Mapping proteins in human tissues
doi:10.1038/nindia.2015.11 Published online 23 January 2015
An international consortium of researchers has created a catalogue of proteins that build the human tissues and organs, pinpointing which proteins are present where and at what levels1. The catalogue will help in new drug development.
Part of the Human Protein Atlas project launched in 2003, the catalogue also pictures proteins in individual cells and generates an open source database of 13 million images.
To profile proteins the researchers examined 44 human tissue and organ samples using a technique that exploits antigen–antibody interaction. The antigen here is a protein in the sample and antibody a reagent that binds to the protein.
Since antibody reagents were available only for a handful of proteins, the team had to make scores of reagents in-house to be able to spot every protein. There are 20,000 odd protein-coding genes, some of which code for more than one. In all, they deployed 24,028 reagents corresponding to proteins coded by almost 17,000 genes.

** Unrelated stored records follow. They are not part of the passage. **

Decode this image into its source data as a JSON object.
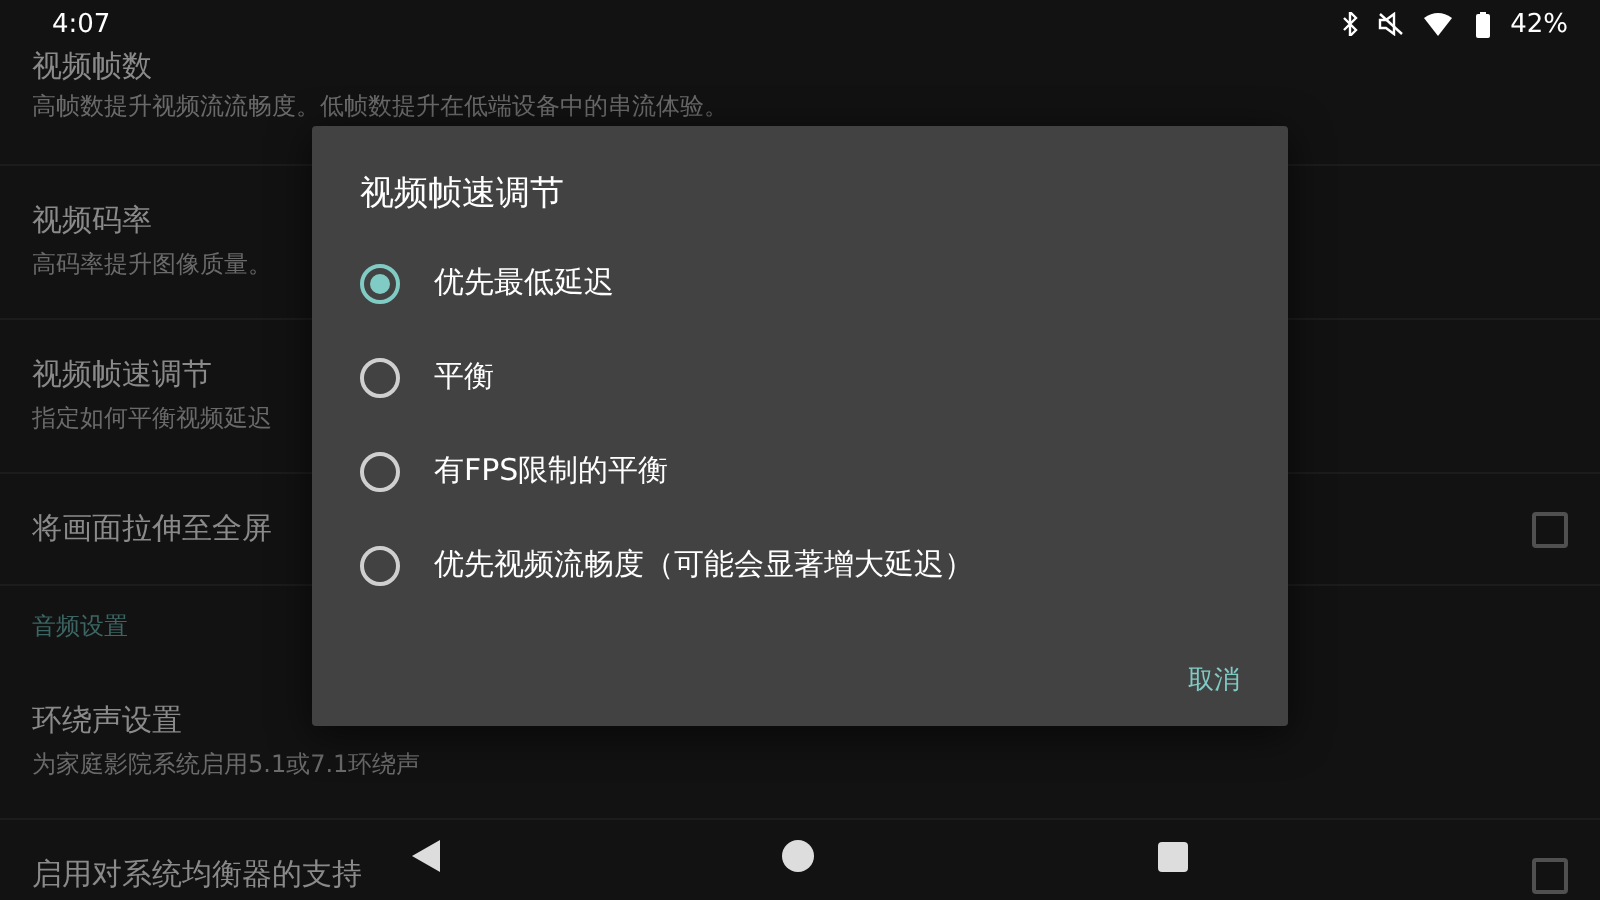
{
  "status_bar": {
    "time": "4:07",
    "battery": "42%"
  },
  "settings": [
    {
      "kind": "item",
      "title": "视频帧数",
      "summary": "高帧数提升视频流流畅度。低帧数提升在低端设备中的串流体验。"
    },
    {
      "kind": "item",
      "title": "视频码率",
      "summary": "高码率提升图像质量。"
    },
    {
      "kind": "item",
      "title": "视频帧速调节",
      "summary": "指定如何平衡视频延迟"
    },
    {
      "kind": "checkbox",
      "title": "将画面拉伸至全屏",
      "checked": false
    },
    {
      "kind": "category",
      "title": "音频设置"
    },
    {
      "kind": "item",
      "title": "环绕声设置",
      "summary": "为家庭影院系统启用5.1或7.1环绕声"
    },
    {
      "kind": "checkbox",
      "title": "启用对系统均衡器的支持",
      "checked": false
    }
  ],
  "dialog": {
    "title": "视频帧速调节",
    "options": [
      {
        "label": "优先最低延迟",
        "selected": true
      },
      {
        "label": "平衡",
        "selected": false
      },
      {
        "label": "有FPS限制的平衡",
        "selected": false
      },
      {
        "label": "优先视频流畅度（可能会显著增大延迟）",
        "selected": false
      }
    ],
    "button": "取消"
  }
}
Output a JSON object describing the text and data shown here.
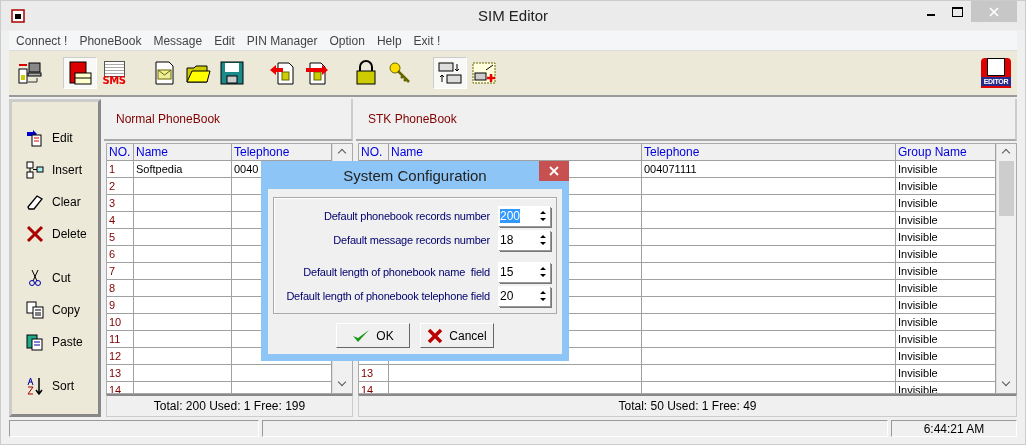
{
  "window": {
    "title": "SIM Editor"
  },
  "menu": [
    "Connect !",
    "PhoneBook",
    "Message",
    "Edit",
    "PIN Manager",
    "Option",
    "Help",
    "Exit !"
  ],
  "toolbar": [
    [
      {
        "kind": "sim-pc",
        "selected": false
      }
    ],
    [
      {
        "kind": "phonebook",
        "selected": true
      },
      {
        "kind": "sms",
        "selected": false,
        "label": "SMS"
      }
    ],
    [
      {
        "kind": "message",
        "selected": false
      },
      {
        "kind": "open",
        "selected": false
      },
      {
        "kind": "save",
        "selected": false
      }
    ],
    [
      {
        "kind": "sim-in",
        "selected": false
      },
      {
        "kind": "sim-out",
        "selected": false
      }
    ],
    [
      {
        "kind": "lock",
        "selected": false
      },
      {
        "kind": "key",
        "selected": false
      }
    ],
    [
      {
        "kind": "swap",
        "selected": true
      },
      {
        "kind": "card-add",
        "selected": false
      }
    ]
  ],
  "logo": {
    "label": "EDITOR"
  },
  "sidebar": [
    [
      {
        "kind": "edit",
        "label": "Edit"
      },
      {
        "kind": "insert",
        "label": "Insert"
      },
      {
        "kind": "clear",
        "label": "Clear"
      },
      {
        "kind": "delete",
        "label": "Delete"
      }
    ],
    [
      {
        "kind": "cut",
        "label": "Cut"
      },
      {
        "kind": "copy",
        "label": "Copy"
      },
      {
        "kind": "paste",
        "label": "Paste"
      }
    ],
    [
      {
        "kind": "sort",
        "label": "Sort"
      }
    ]
  ],
  "normal_phonebook": {
    "title": "Normal PhoneBook",
    "columns": [
      "NO.",
      "Name",
      "Telephone"
    ],
    "rows": [
      {
        "no": "1",
        "name": "Softpedia",
        "telephone": "0040"
      },
      {
        "no": "2"
      },
      {
        "no": "3"
      },
      {
        "no": "4"
      },
      {
        "no": "5"
      },
      {
        "no": "6"
      },
      {
        "no": "7"
      },
      {
        "no": "8"
      },
      {
        "no": "9"
      },
      {
        "no": "10"
      },
      {
        "no": "11"
      },
      {
        "no": "12"
      },
      {
        "no": "13"
      },
      {
        "no": "14"
      }
    ],
    "footer": "Total: 200  Used: 1  Free: 199"
  },
  "stk_phonebook": {
    "title": "STK PhoneBook",
    "columns": [
      "NO.",
      "Name",
      "Telephone",
      "Group Name"
    ],
    "rows": [
      {
        "telephone": "004071111",
        "group": "Invisible"
      },
      {
        "group": "Invisible"
      },
      {
        "group": "Invisible"
      },
      {
        "group": "Invisible"
      },
      {
        "group": "Invisible"
      },
      {
        "group": "Invisible"
      },
      {
        "group": "Invisible"
      },
      {
        "group": "Invisible"
      },
      {
        "group": "Invisible"
      },
      {
        "group": "Invisible"
      },
      {
        "group": "Invisible"
      },
      {
        "group": "Invisible"
      },
      {
        "no": "13",
        "group": "Invisible"
      },
      {
        "no": "14",
        "group": "Invisible"
      }
    ],
    "footer": "Total: 50  Used: 1  Free: 49"
  },
  "status_bar": {
    "time": "6:44:21 AM"
  },
  "dialog": {
    "title": "System Configuration",
    "fields": [
      [
        {
          "label": "Default phonebook records number",
          "value": "200",
          "selected": true
        },
        {
          "label": "Default message records number",
          "value": "18",
          "selected": false
        }
      ],
      [
        {
          "label": "Default length of phonebook name  field",
          "value": "15",
          "selected": false
        },
        {
          "label": "Default length of phonebook telephone field",
          "value": "20",
          "selected": false
        }
      ]
    ],
    "buttons": [
      {
        "kind": "ok",
        "label": "OK"
      },
      {
        "kind": "cancel",
        "label": "Cancel"
      }
    ]
  }
}
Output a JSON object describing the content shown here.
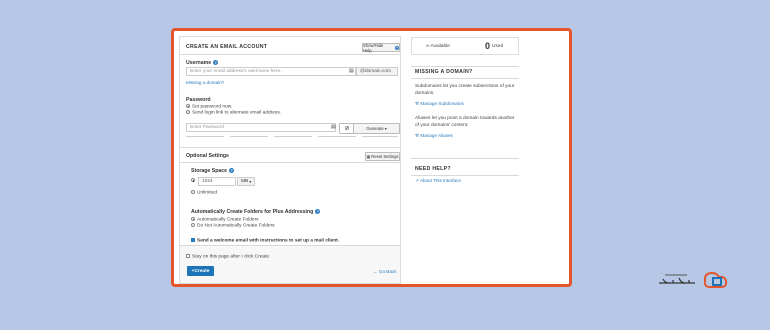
{
  "form": {
    "title": "CREATE AN EMAIL ACCOUNT",
    "show_hide_help": "Show/Hide Help",
    "username": {
      "label": "Username",
      "placeholder": "Enter your email address's username here.",
      "domain": "@domain.com",
      "missing_domain_link": "Missing a domain?"
    },
    "password": {
      "label": "Password",
      "option_set": "Set password now.",
      "option_send": "Send login link to alternate email address.",
      "placeholder": "Enter Password",
      "generate_label": "Generate"
    },
    "optional": {
      "label": "Optional Settings",
      "reset_label": "Reset Settings",
      "storage_label": "Storage Space",
      "storage_value": "1024",
      "storage_unit": "MB",
      "unlimited": "Unlimited",
      "folders_label": "Automatically Create Folders for Plus Addressing",
      "folders_auto": "Automatically Create Folders",
      "folders_none": "Do Not Automatically Create Folders",
      "welcome": "Send a welcome email with instructions to set up a mail client."
    },
    "stay_on_page": "Stay on this page after I click Create.",
    "create_label": "Create",
    "go_back_label": "Go Back"
  },
  "sidebar": {
    "available_label": "Available",
    "used_count": "0",
    "used_label": "Used",
    "missing_domain": {
      "title": "MISSING A DOMAIN?",
      "text1": "Subdomains let you create subsections of your domains.",
      "link1": "Manage Subdomains",
      "text2": "Aliases let you point a domain towards another of your domains' content.",
      "link2": "Manage Aliases"
    },
    "need_help": {
      "title": "NEED HELP?",
      "link": "About This Interface"
    }
  },
  "colors": {
    "background": "#b6c8e6",
    "frame_border": "#e5562e",
    "primary": "#1d75b8",
    "link": "#2a7ac0"
  }
}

The mRNA translates the genetic code (DNA) into proteins. So the researchers matched the expression patterns of proteins with those of mRNA in 32 tissue types. According to Sanjay Navani, Director of the India site for Human Protein Atlas at Lab Surgpath, Mumbai, this validates that the antibodies synthesised and data obtained subsequently are reliable.
Navani and colleagues found that 44% of protein-coding genes make proteins in all tissues. These omnipresent genes include the housekeeping ones responsible for functions essential to a cell, like metabolism, growth, energy production and division.
Alongside housekeeping proteins, their research spanned secreted, membrane-bound and regulatory proteins as well as proteins that are pharmaceutical drug targets or are involved in cancer progression.
About 30% of the FDA-approved drugs were found to aim at proteins expressed in all tissues and organs, with possible ramifications for cures targeting these proteins, the researchers caution.
Looking at protein expression in 36 cancer-derived cell lines, they found that several genes that make high levels of proteins in a tissue are partly or fully suppressed in a cell line, while housekeeping genes (involved in cell division) maintain similar levels of proteins in both. This suggests that results from cell line model systems should be carefully extrapolated to the corresponding human tissues.
But the research is not the only one to map human proteome. Professor at Technische Universitaet Muenchen in Germany, Bernhard Küster, who led one of the two independent groups that simultaneously published proteome maps last year2,3 told Nature India that it addresses the same overall question “by an entirely different experimental technique [using antibodies], which has always served science well in the past.”